Umur 17 tahun. Kelas 3 SMA. Masih tergantung sama orang tua, tergantung semuanya, terutama keuangan. Kenapa bisa begitu berbeda dari yang kubayangkan saat umur 9 tahun? Ternyata umur 17 tahun itu bukan apa-apa. Aku juga tak ikut pemilu, waktu itu bukan tahunnya pemilu. Tapi pemilu bukan lagi sesuatu yang wah. Pada jaman Orba ketahuan sudah siapa pemenangnya sebelum coblos, pada jaman Reformasi siapapun pemenangnya, nasib rakyat ya tetap saja tak berubah.
Umur 21 tahun. Mulai bekerja. Nikmat rasanya menerima uang dari keringat sendiri. Tidak berkeringat sebetulnya, kerjanya cuma duduk dalam ruang AC. Apa yang berubah? Waktu. Kadang terasa cepat, kadang lambat. Sungguh waktu sama dengan karet, bersifat elastis. Tergantung siapa yang melihat, apa yang dilihat, dari mana melihatnya.

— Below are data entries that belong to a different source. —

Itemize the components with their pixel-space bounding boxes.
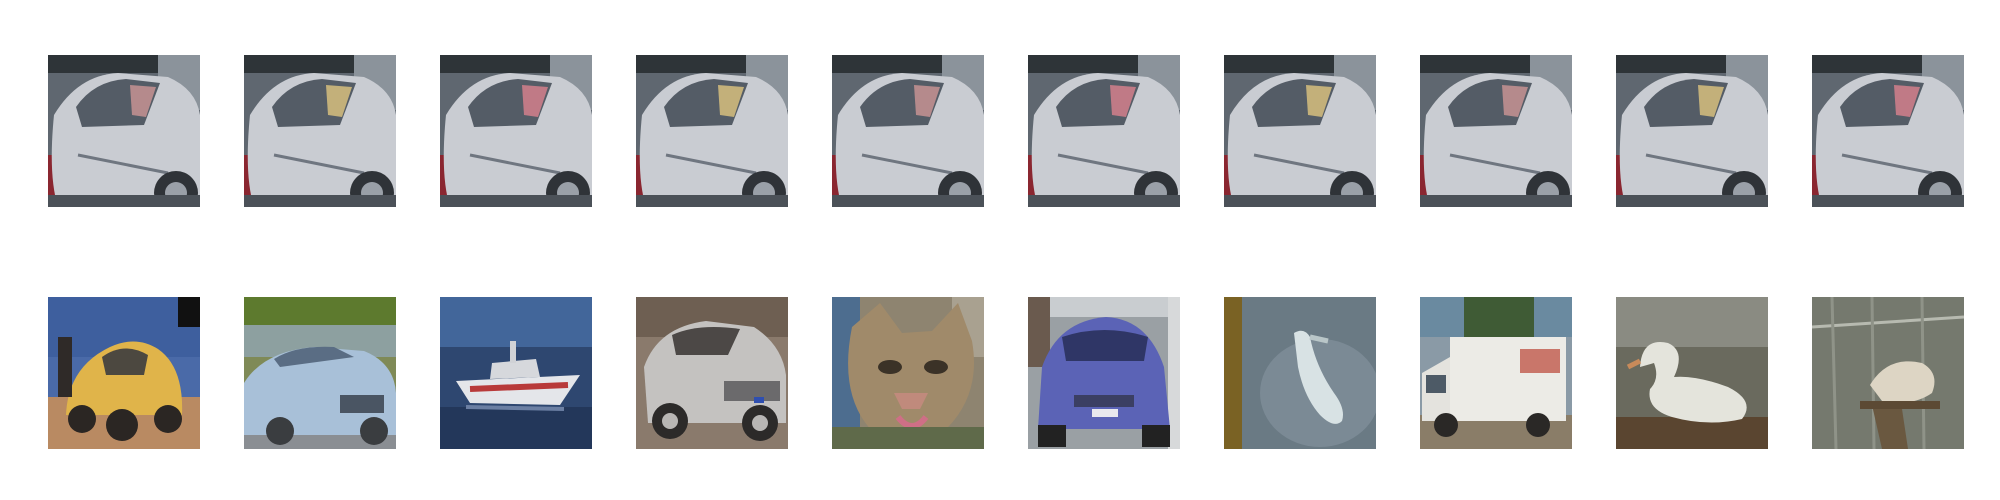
thumbnail-silver-car-5 bbox=[832, 55, 984, 207]
thumbnail-silver-car-10 bbox=[1812, 55, 1964, 207]
thumbnail-silver-car-9 bbox=[1616, 55, 1768, 207]
thumbnail-silver-car-6 bbox=[1028, 55, 1180, 207]
thumbnail-silver-car-4 bbox=[636, 55, 788, 207]
thumbnail-light-blue-convertible bbox=[244, 297, 396, 449]
thumbnail-blue-hatchback bbox=[1028, 297, 1180, 449]
thumbnail-white-truck bbox=[1420, 297, 1572, 449]
thumbnail-silver-car-8 bbox=[1420, 55, 1572, 207]
thumbnail-silver-car-1 bbox=[48, 55, 200, 207]
thumbnail-white-boat bbox=[440, 297, 592, 449]
thumbnail-white-swan bbox=[1616, 297, 1768, 449]
thumbnail-white-bird-in-water bbox=[1224, 297, 1376, 449]
thumbnail-lynx-cat-face bbox=[832, 297, 984, 449]
thumbnail-silver-suv bbox=[636, 297, 788, 449]
thumbnail-silver-car-7 bbox=[1224, 55, 1376, 207]
thumbnail-yellow-beetle-car bbox=[48, 297, 200, 449]
thumbnail-bird-in-cage bbox=[1812, 297, 1964, 449]
thumbnail-silver-car-2 bbox=[244, 55, 396, 207]
thumbnail-silver-car-3 bbox=[440, 55, 592, 207]
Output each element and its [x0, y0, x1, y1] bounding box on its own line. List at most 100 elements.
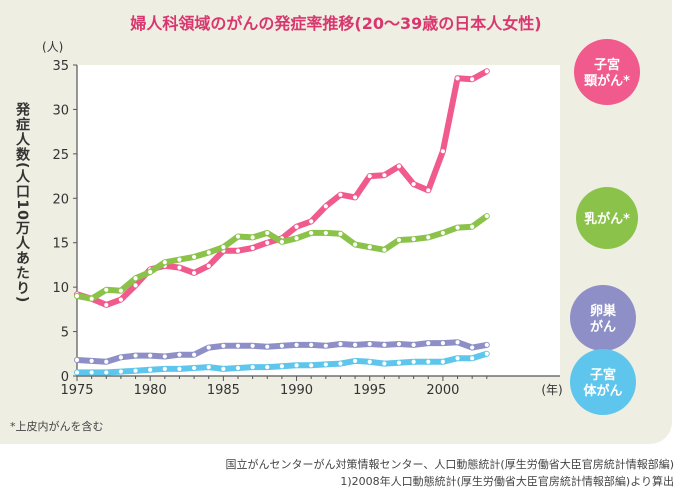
data-point: [382, 342, 387, 347]
data-point: [367, 245, 372, 250]
data-point: [235, 365, 241, 371]
x-tick-label: 1995: [353, 383, 386, 398]
data-point: [133, 276, 138, 281]
data-point: [309, 342, 314, 347]
data-point: [177, 265, 182, 270]
data-point: [338, 192, 343, 197]
data-point: [338, 361, 343, 366]
data-point: [411, 359, 416, 364]
data-point: [382, 247, 387, 252]
data-point: [104, 302, 109, 308]
legend-bubble: [570, 285, 636, 351]
data-point: [177, 257, 182, 262]
data-point: [396, 237, 402, 243]
data-point: [367, 341, 372, 347]
y-axis-label: 発症人数(人口10万人あたり): [14, 102, 30, 304]
data-point: [440, 149, 446, 154]
data-point: [470, 224, 475, 229]
data-point: [265, 240, 270, 245]
legend-label: 卵巣: [590, 303, 617, 319]
data-point: [191, 254, 197, 260]
legend-bubble: [574, 39, 640, 105]
data-point: [484, 213, 489, 219]
data-point: [470, 356, 475, 361]
data-point: [411, 342, 416, 347]
data-point: [484, 69, 489, 74]
x-tick-label: 1990: [280, 383, 313, 398]
legend-bubble: [570, 349, 636, 415]
data-point: [279, 364, 285, 369]
data-point: [148, 269, 153, 275]
data-point: [309, 219, 314, 224]
data-point: [382, 361, 387, 366]
legend-label: 頸がん*: [584, 73, 630, 89]
data-point: [484, 351, 489, 356]
data-point: [426, 341, 431, 346]
data-point: [455, 76, 460, 81]
data-point: [265, 365, 270, 370]
x-tick-label: 1985: [207, 383, 240, 398]
data-point: [221, 245, 226, 250]
source-note: 国立がんセンターがん対策情報センター、人口動態統計(厚生労働省大臣官房統計情報部…: [226, 456, 674, 490]
data-point: [133, 283, 138, 288]
y-tick-label: 35: [52, 59, 69, 74]
data-point: [206, 365, 211, 370]
plot-area: [77, 65, 560, 376]
data-point: [104, 359, 109, 364]
data-point: [206, 263, 211, 268]
data-point: [294, 224, 299, 229]
data-point: [309, 363, 314, 368]
data-point: [148, 353, 153, 358]
data-point: [206, 345, 211, 350]
data-point: [367, 359, 372, 364]
data-point: [279, 239, 285, 244]
y-tick-label: 5: [61, 326, 69, 341]
data-point: [455, 340, 460, 345]
data-point: [352, 195, 358, 200]
data-point: [250, 245, 255, 251]
data-point: [309, 230, 314, 236]
y-unit-label: (人): [42, 40, 63, 54]
data-point: [250, 343, 255, 348]
legend-bubble: [576, 187, 638, 249]
y-tick-label: 15: [52, 237, 69, 252]
data-point: [191, 352, 197, 357]
data-point: [279, 343, 285, 348]
data-point: [265, 344, 270, 349]
data-point: [89, 358, 94, 363]
data-point: [455, 225, 460, 230]
legend-label: 子宮: [590, 367, 616, 383]
data-point: [396, 341, 402, 347]
x-tick-label: 1980: [134, 383, 167, 398]
legend-label: がん: [590, 319, 616, 335]
data-point: [323, 362, 328, 367]
data-point: [118, 369, 124, 374]
data-point: [133, 353, 138, 358]
data-point: [440, 359, 446, 364]
data-point: [411, 237, 416, 242]
data-point: [104, 370, 109, 375]
data-point: [89, 296, 94, 301]
legend-label: 乳がん*: [584, 211, 630, 227]
data-point: [294, 363, 299, 368]
data-point: [294, 342, 299, 347]
data-point: [484, 342, 489, 347]
legend-label: 子宮: [594, 57, 620, 73]
data-point: [367, 173, 372, 179]
data-point: [352, 342, 358, 347]
data-point: [426, 188, 431, 193]
data-point: [118, 355, 124, 360]
data-point: [323, 230, 328, 236]
data-point: [352, 242, 358, 247]
data-point: [221, 343, 226, 348]
data-point: [235, 248, 241, 253]
x-unit-label: (年): [541, 383, 562, 397]
chart-title: 婦人科領域のがんの発症率推移(20〜39歳の日本人女性): [130, 14, 542, 33]
x-tick-label: 2000: [426, 383, 459, 398]
data-point: [411, 181, 416, 187]
data-point: [133, 368, 138, 373]
footnote: *上皮内がんを含む: [10, 420, 104, 433]
y-tick-label: 30: [52, 103, 69, 118]
data-point: [470, 77, 475, 82]
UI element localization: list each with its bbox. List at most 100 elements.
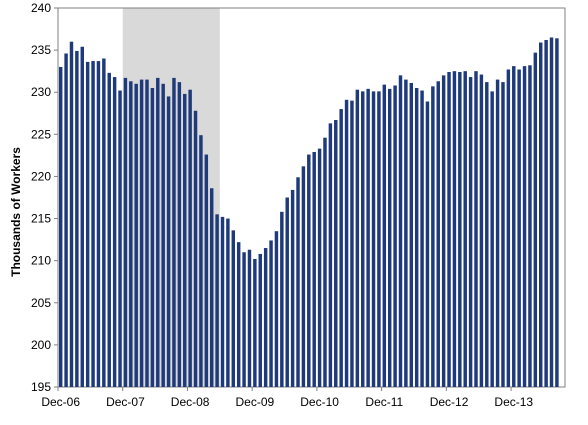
bar (220, 216, 225, 387)
y-tick-label: 220 (31, 169, 51, 183)
x-tick-label: Dec-06 (41, 395, 80, 409)
bar (156, 77, 160, 387)
bar (123, 77, 128, 387)
bar (204, 154, 209, 387)
bar (479, 74, 484, 387)
bar (263, 248, 268, 387)
bar (377, 91, 381, 387)
bar (58, 66, 63, 387)
bar (468, 77, 473, 387)
bar (490, 91, 494, 387)
bar (209, 188, 214, 387)
x-tick-label: Dec-11 (365, 395, 403, 409)
bar (69, 41, 74, 387)
bar (387, 88, 392, 387)
x-tick-label: Dec-09 (236, 395, 275, 409)
bar (350, 100, 354, 388)
bar (495, 79, 500, 387)
bar (522, 66, 527, 387)
bar (91, 61, 95, 388)
bar (107, 72, 111, 388)
bar (506, 69, 511, 387)
bar (517, 69, 521, 387)
y-tick-label: 215 (31, 212, 51, 226)
x-tick-label: Dec-10 (300, 395, 339, 409)
plot-border (57, 7, 566, 388)
y-tick-label: 225 (31, 127, 51, 141)
bar (139, 79, 144, 387)
bar (447, 72, 451, 388)
bar (301, 166, 306, 387)
bar (172, 77, 176, 387)
bar (231, 230, 236, 387)
bar (512, 66, 516, 387)
bar (463, 71, 467, 388)
bar (393, 85, 397, 388)
bar (64, 53, 68, 387)
bar (539, 42, 543, 387)
bar (253, 258, 257, 387)
bar (485, 82, 489, 388)
bar (150, 88, 155, 387)
bar (436, 81, 440, 388)
bar (290, 189, 295, 387)
bar (129, 81, 133, 388)
bar (414, 88, 419, 387)
bar (404, 79, 408, 387)
bar (339, 109, 343, 388)
bar (188, 89, 192, 387)
bar (102, 58, 106, 388)
y-tick-label: 205 (31, 296, 51, 310)
bar (533, 52, 538, 387)
bar (269, 240, 273, 387)
bar (501, 82, 505, 388)
bar (361, 91, 365, 387)
plot-area: 195 200 205 210 215 220 225 230 235 240 Dec-06 Dec-… (31, 1, 566, 409)
bar (166, 96, 171, 387)
bar (425, 101, 430, 387)
bar (161, 83, 165, 388)
bar (236, 242, 241, 387)
bar (334, 120, 338, 387)
bar (80, 46, 84, 388)
bar (431, 86, 435, 388)
bar (183, 93, 187, 387)
bar (312, 152, 316, 387)
bar (409, 82, 414, 388)
x-tick-label: Dec-12 (430, 395, 469, 409)
y-axis-title: Thousands of Workers (9, 147, 23, 277)
bar (398, 75, 403, 387)
bar (452, 71, 457, 388)
bar (118, 90, 122, 387)
bar (242, 252, 246, 387)
x-tick-label: Dec-13 (494, 395, 533, 409)
x-tick-label: Dec-07 (106, 395, 145, 409)
bar (544, 40, 548, 387)
bar (145, 79, 149, 387)
bar (323, 137, 327, 387)
bar (328, 123, 333, 387)
bar (307, 154, 311, 387)
bar (134, 83, 138, 388)
bar (193, 110, 198, 388)
bar (258, 253, 262, 387)
bar (112, 77, 117, 387)
bar (226, 218, 230, 387)
y-tick-label: 195 (31, 380, 51, 394)
bar (85, 61, 90, 387)
y-tick-label: 230 (31, 85, 51, 99)
bar (280, 211, 284, 387)
bar (274, 231, 279, 387)
bar (177, 82, 182, 388)
bar (247, 249, 252, 387)
bar (420, 90, 424, 387)
bar (355, 89, 360, 387)
y-tick-label: 240 (31, 1, 51, 15)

Umur 35 tahun. Menganggur. Bertahun-tahun sudah. Waktu lebih sering berjalan lambat. Dalam penderitaan, setiap detik dihitung cermat, akibatnya merasakan lambannya penderitaan berakhir. Ketika bersuka cita, justru memacu waktu, seolah kebahagiaan akan lari jika tak dikejar. Aku ingin sekali mengerti seluk beluk waktu, agar aku bisa mempercepat waktu di saat sengsara, melambatkan waktu di saat bahagia, bahkan menghentikan waktu bila perlu. Juga ingin melompati waktu, ke depan, ke belakang. Indahnya melamunkan waktu.